Courses

All graduate programs include coursework. Courses can be a combination of 500-level (or above) graduate courses offered by the Department of Psychiatry or by another department. All course selections are to be discussed between supervisor and student. PhD Students are normally expected to enroll in PSYCI511, for credit. Exceptions will be granted on a case-by-case basis by the Graduate Program Director. Students are responsible to ensure their continued registration during each term to remain active in the program. For students admitted in Fall 2011 and onwards, Spring and Summer term registration will occur automatically. After completion of coursework, continued registration in THESIS is required to remain in the program.

Note: Under the Western Deans’ Agreement it is possible to register in courses at some other universities without incurring additional fees. Information is available at the FGSR website.

MSc Course Requirements

  • Minimum of 2 courses (6 credits)
  • Minimum of 24 credits (coursework plus thesis courses)


PhD Course Requirements

  • Minimum of 3 courses, (9 credits)
  • Minimum of 36 credits (coursework plus thesis courses)

  • PSYCI511 - Biological Aspects of Psychiatry

    3 (fi 6) (second term, 3-0-0).

    Lectures and seminars on: classification, description and measurement of psychiatric disorders; sleep disorders; biochemical theories of psychiatric disorders, and discussions of how the actions of the drugs used to treat these disorders relate to these theories; practical aspects of drug treatment; biological markers; brain imaging; women's health issues; herbal products and psychiatry.

    Prerequisite: Consent of Department
    Course Details: PSYCI511

    Coordinator: Esther Fujiwara

  • PSYCI515 - Maternal, Child and Adolescent Mental Health

    3  (fi 6)  (second term,3-0-0).

    Lectures and seminars on mental health from the perspective of the developing child and adolescent.
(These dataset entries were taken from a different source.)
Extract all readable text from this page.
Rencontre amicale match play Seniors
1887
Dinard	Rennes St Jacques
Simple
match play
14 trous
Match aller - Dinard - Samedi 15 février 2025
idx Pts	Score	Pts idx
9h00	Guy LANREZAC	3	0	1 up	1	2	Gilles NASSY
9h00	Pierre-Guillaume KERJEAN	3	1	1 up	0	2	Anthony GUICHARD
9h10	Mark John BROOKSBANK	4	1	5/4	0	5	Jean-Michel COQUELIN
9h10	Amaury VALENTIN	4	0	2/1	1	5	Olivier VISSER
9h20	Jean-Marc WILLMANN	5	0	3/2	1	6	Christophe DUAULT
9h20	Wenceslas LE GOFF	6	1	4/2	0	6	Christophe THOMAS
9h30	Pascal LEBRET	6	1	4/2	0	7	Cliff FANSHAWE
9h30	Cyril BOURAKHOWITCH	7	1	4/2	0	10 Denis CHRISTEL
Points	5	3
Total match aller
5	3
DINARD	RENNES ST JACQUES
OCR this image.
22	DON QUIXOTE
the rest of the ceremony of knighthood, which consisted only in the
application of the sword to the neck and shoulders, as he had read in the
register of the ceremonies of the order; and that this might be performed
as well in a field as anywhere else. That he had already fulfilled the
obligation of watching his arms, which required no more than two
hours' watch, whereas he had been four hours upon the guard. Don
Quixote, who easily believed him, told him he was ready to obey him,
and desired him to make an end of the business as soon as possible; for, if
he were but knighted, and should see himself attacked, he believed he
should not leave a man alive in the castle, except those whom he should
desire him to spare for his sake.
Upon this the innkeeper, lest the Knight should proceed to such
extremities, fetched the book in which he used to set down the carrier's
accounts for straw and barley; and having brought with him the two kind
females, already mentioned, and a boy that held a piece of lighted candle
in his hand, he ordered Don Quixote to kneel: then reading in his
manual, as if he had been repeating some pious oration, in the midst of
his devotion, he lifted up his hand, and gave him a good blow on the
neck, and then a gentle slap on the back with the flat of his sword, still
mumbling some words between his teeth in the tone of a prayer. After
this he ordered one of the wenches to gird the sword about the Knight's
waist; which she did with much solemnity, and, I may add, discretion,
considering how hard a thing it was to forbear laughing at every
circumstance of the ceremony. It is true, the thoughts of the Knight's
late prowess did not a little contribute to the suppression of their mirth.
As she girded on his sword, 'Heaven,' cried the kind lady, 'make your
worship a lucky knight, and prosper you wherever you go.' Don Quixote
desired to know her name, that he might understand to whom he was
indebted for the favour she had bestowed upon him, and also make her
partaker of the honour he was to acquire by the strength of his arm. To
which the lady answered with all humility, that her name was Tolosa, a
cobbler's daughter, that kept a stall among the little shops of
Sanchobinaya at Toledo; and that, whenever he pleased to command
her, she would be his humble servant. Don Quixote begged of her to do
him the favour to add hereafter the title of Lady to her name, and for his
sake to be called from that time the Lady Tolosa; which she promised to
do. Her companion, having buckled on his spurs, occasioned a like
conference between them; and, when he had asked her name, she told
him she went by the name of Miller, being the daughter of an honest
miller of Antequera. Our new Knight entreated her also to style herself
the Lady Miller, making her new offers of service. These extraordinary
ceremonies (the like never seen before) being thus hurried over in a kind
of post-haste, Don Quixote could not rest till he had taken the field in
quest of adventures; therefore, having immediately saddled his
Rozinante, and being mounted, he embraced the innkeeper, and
As the foundations of mental health are determined by the complex interplay of genetics and the environment, issues related to maternal mental health and potential impact on the developing foetus are also examined.
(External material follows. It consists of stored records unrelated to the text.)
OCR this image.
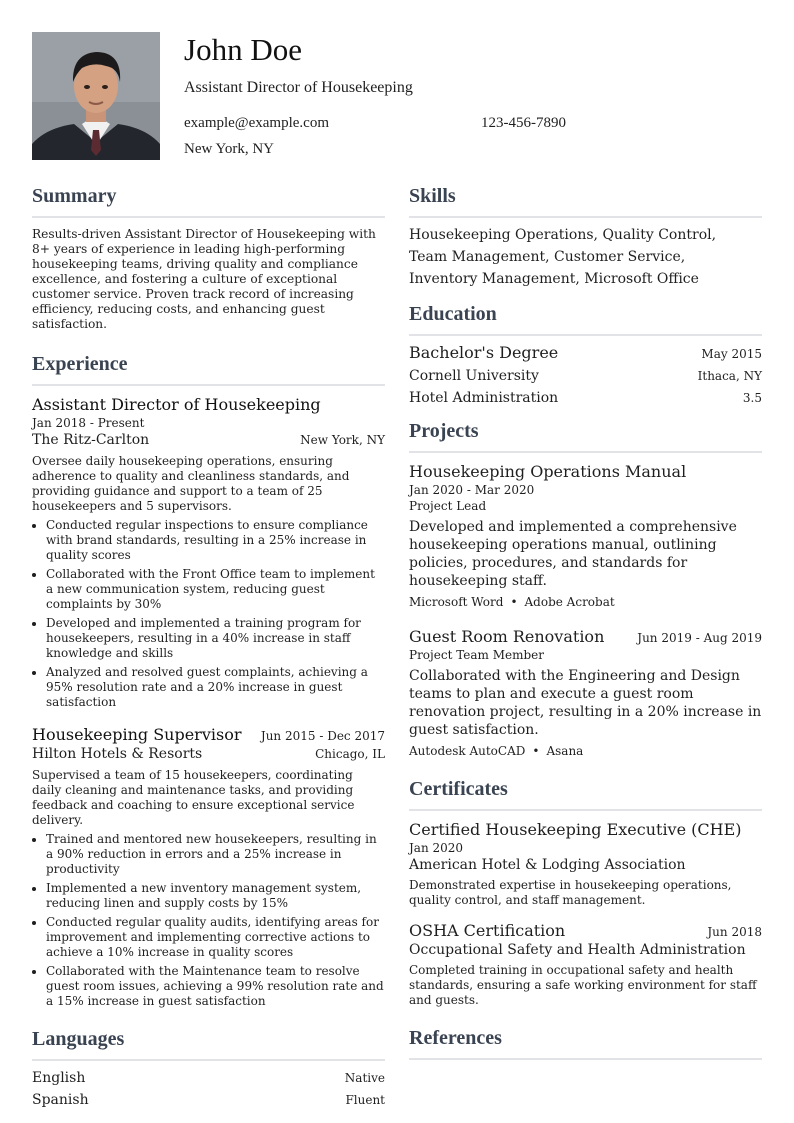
John Doe
Assistant Director of Housekeeping
example@example.com	123-456-7890
New York, NY
Summary
Results-driven Assistant Director of Housekeeping with 8+ years of experience in leading high-performing housekeeping teams, driving quality and compliance excellence, and fostering a culture of exceptional customer service. Proven track record of increasing efficiency, reducing costs, and enhancing guest satisfaction.
Experience
Assistant Director of Housekeeping
Jan 2018 - Present
The Ritz-Carlton	New York, NY
Oversee daily housekeeping operations, ensuring adherence to quality and cleanliness standards, and providing guidance and support to a team of 25 housekeepers and 5 supervisors.
• Conducted regular inspections to ensure compliance with brand standards, resulting in a 25% increase in quality scores
• Collaborated with the Front Office team to implement a new communication system, reducing guest complaints by 30%
• Developed and implemented a training program for housekeepers, resulting in a 40% increase in staff knowledge and skills
• Analyzed and resolved guest complaints, achieving a 95% resolution rate and a 20% increase in guest satisfaction
Housekeeping Supervisor Jun 2015 - Dec 2017
Hilton Hotels & Resorts	Chicago, IL
Supervised a team of 15 housekeepers, coordinating daily cleaning and maintenance tasks, and providing feedback and coaching to ensure exceptional service delivery.
• Trained and mentored new housekeepers, resulting in a 90% reduction in errors and a 25% increase in productivity
• Implemented a new inventory management system, reducing linen and supply costs by 15%
• Conducted regular quality audits, identifying areas for improvement and implementing corrective actions to achieve a 10% increase in quality scores
• Collaborated with the Maintenance team to resolve guest room issues, achieving a 99% resolution rate and a 15% increase in guest satisfaction
Languages
English	Native
Spanish	Fluent
Skills
Housekeeping Operations, Quality Control,
Team Management, Customer Service,
Inventory Management, Microsoft Office
Education
Bachelor's Degree	May 2015
Cornell University	Ithaca, NY
Hotel Administration	3.5
Projects
Housekeeping Operations Manual
Jan 2020 - Mar 2020
Project Lead
Developed and implemented a comprehensive housekeeping operations manual, outlining policies, procedures, and standards for housekeeping staff.
Microsoft Word • Adobe Acrobat
Guest Room Renovation	Jun 2019 - Aug 2019
Project Team Member
Collaborated with the Engineering and Design teams to plan and execute a guest room renovation project, resulting in a 20% increase in guest satisfaction.
Autodesk AutoCAD • Asana
Certificates
Certified Housekeeping Executive (CHE)
Jan 2020
American Hotel & Lodging Association
Demonstrated expertise in housekeeping operations, quality control, and staff management.
OSHA Certification	Jun 2018
Occupational Safety and Health Administration
Completed training in occupational safety and health standards, ensuring a safe working environment for staff and guests.
References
    Prerequisite: Consent of Department

    Instructor: Andrew Greenshaw

  • PSYCI601 - Theory and Practice of Psychiatry

    3 (fi 6) (either term, 3-0-0)

    An in-depth analysis of current psychiatric practice in relation to diagnosis, choice of treatment and evaluation of clinical responses. Emphasis will be placed on current research in selected areas of psychiatry.

    Prerequisite: Consent of Department
    Course Details: PSYCI 601 Example Syllabus

    Coordinator: Glen Baker

  • PSYCI602 - Advanced Topic in Psychiatry

    3 (fi 6) (either term, 3-0-0)

    A discussion of selected topics of current interest in psychiatry including neurobiological and psychosocial aspects of the etiology and treatment of mental disorders.
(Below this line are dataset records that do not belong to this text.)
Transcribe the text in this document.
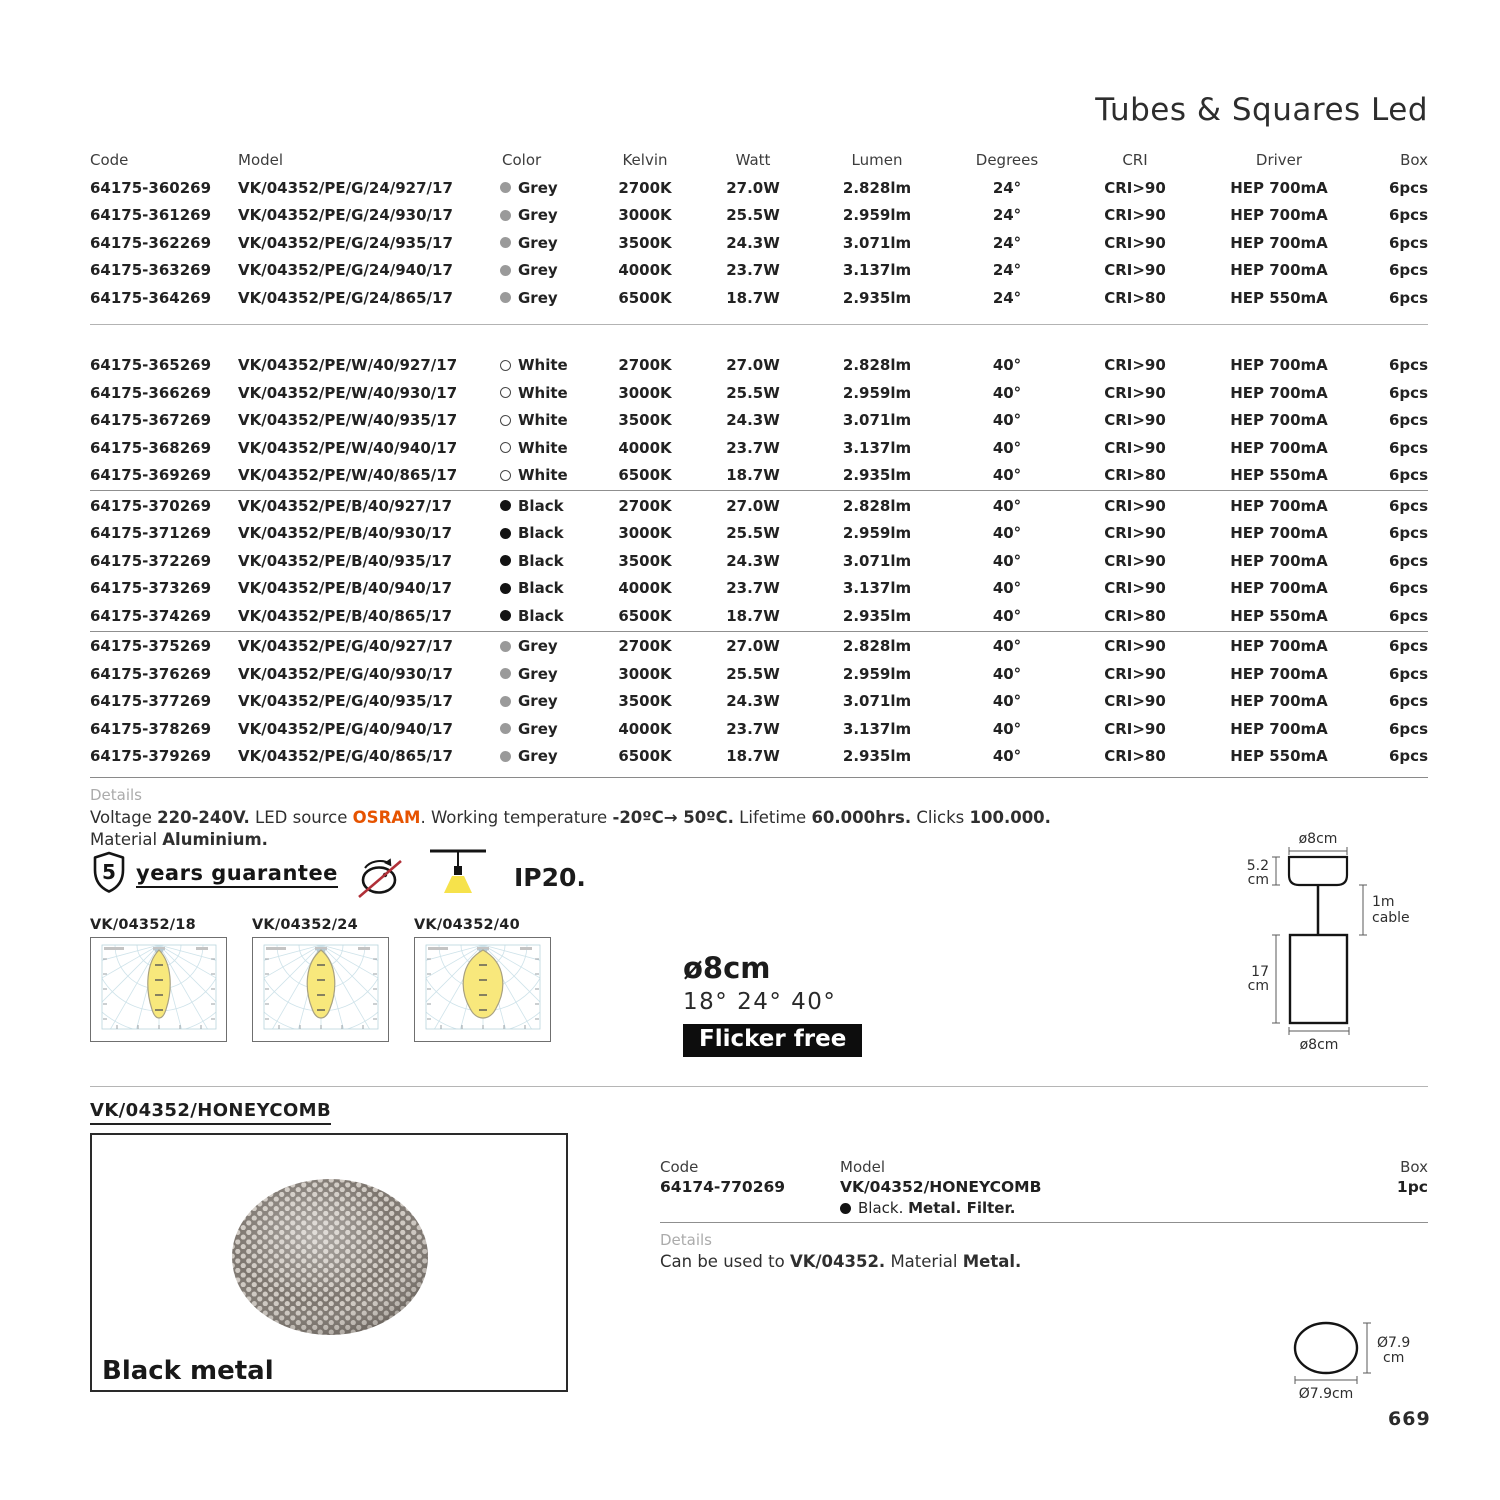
Tubes & Squares Led
Code	Model	Color	Kelvin	Watt	Lumen	Degrees	CRI	Driver	Box
64175-360269	VK/04352/PE/G/24/927/17	Grey	2700K	27.0W	2.828lm	24°	CRI>90	HEP 700mA	6pcs
64175-361269	VK/04352/PE/G/24/930/17	Grey	3000K	25.5W	2.959lm	24°	CRI>90	HEP 700mA	6pcs
64175-362269	VK/04352/PE/G/24/935/17	Grey	3500K	24.3W	3.071lm	24°	CRI>90	HEP 700mA	6pcs
64175-363269	VK/04352/PE/G/24/940/17	Grey	4000K	23.7W	3.137lm	24°	CRI>90	HEP 700mA	6pcs
64175-364269	VK/04352/PE/G/24/865/17	Grey	6500K	18.7W	2.935lm	24°	CRI>80	HEP 550mA	6pcs
64175-365269	VK/04352/PE/W/40/927/17	White	2700K	27.0W	2.828lm	40°	CRI>90	HEP 700mA	6pcs
64175-366269	VK/04352/PE/W/40/930/17	White	3000K	25.5W	2.959lm	40°	CRI>90	HEP 700mA	6pcs
64175-367269	VK/04352/PE/W/40/935/17	White	3500K	24.3W	3.071lm	40°	CRI>90	HEP 700mA	6pcs
64175-368269	VK/04352/PE/W/40/940/17	White	4000K	23.7W	3.137lm	40°	CRI>90	HEP 700mA	6pcs
64175-369269	VK/04352/PE/W/40/865/17	White	6500K	18.7W	2.935lm	40°	CRI>80	HEP 550mA	6pcs
64175-370269	VK/04352/PE/B/40/927/17	Black	2700K	27.0W	2.828lm	40°	CRI>90	HEP 700mA	6pcs
64175-371269	VK/04352/PE/B/40/930/17	Black	3000K	25.5W	2.959lm	40°	CRI>90	HEP 700mA	6pcs
64175-372269	VK/04352/PE/B/40/935/17	Black	3500K	24.3W	3.071lm	40°	CRI>90	HEP 700mA	6pcs
64175-373269	VK/04352/PE/B/40/940/17	Black	4000K	23.7W	3.137lm	40°	CRI>90	HEP 700mA	6pcs
64175-374269	VK/04352/PE/B/40/865/17	Black	6500K	18.7W	2.935lm	40°	CRI>80	HEP 550mA	6pcs
64175-375269	VK/04352/PE/G/40/927/17	Grey	2700K	27.0W	2.828lm	40°	CRI>90	HEP 700mA	6pcs
64175-376269	VK/04352/PE/G/40/930/17	Grey	3000K	25.5W	2.959lm	40°	CRI>90	HEP 700mA	6pcs
64175-377269	VK/04352/PE/G/40/935/17	Grey	3500K	24.3W	3.071lm	40°	CRI>90	HEP 700mA	6pcs
64175-378269	VK/04352/PE/G/40/940/17	Grey	4000K	23.7W	3.137lm	40°	CRI>90	HEP 700mA	6pcs
64175-379269	VK/04352/PE/G/40/865/17	Grey	6500K	18.7W	2.935lm	40°	CRI>80	HEP 550mA	6pcs
Details
Voltage 220-240V. LED source OSRAM. Working temperature -20ºC→ 50ºC. Lifetime 60.000hrs. Clicks 100.000.
Material Aluminium.
5 years guarantee	IP20.
VK/04352/18	VK/04352/24	VK/04352/40
ø8cm
18° 24° 40°
Flicker free
ø8cm
5.2
cm
1m
cable
17
cm
ø8cm
VK/04352/HONEYCOMB
Black metal
Code
64174-770269
Model
VK/04352/HONEYCOMB
Black. Metal. Filter.
Box
1pc
Details
Can be used to VK/04352. Material Metal.
Ø7.9
cm
Ø7.9cm
669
    Prerequisite: Consent of Department
    Course Details: PSYCI 602 Example Syllabus

    Coordinator: Glen Baker

  • PSYCI603 - Psychiatry Tutorial, Research and Reading Course

    3 (fi 6) (either term, 3-0-0)

    This course allows a student to study an area of psychiatry in much greater detail than usual. Format is usually a reading/tutorial in which the student carries out directed reading and meets with the tutor regularly. Term papers will be used for evaluation purposes. The course requires independent study. Students who have a particular interest in any specific area in psychiatry are encouraged to meet with Faculty members to explore the possibly of arranging a suitable topic.

    Prerequisite: Consent of Department
    Course Details: PSYCI 603 Example Syllabus

    Coordinator: Andrew Greenshaw

  • PSYCI604 - Cognitive Neuropsychiatry

    3 (fi 6) (second term, 0-3s-0)

    Seminar course with lectures and reading-based class discussion on recent cognitive-affective neuroscience findings in psychiatry. All psychiatric disorders are characterised by alterations in emotions, thoughts and cognition, yet neuroscientific evidence to corroborate and refine this observation has only recently begun to be integrated into psychiatric theory and research. Readings (updated annually) and discussions will review neural manifestations of cognitive-affective disturbances across and within mental illnesses. Following introductory lecture sessions, students will review, analyze and discuss in class recent neurocognitive findings in psychiatry. The goal of this course is to promote a neurobiological understanding of cognitive-affective changes within and across mental illnesses.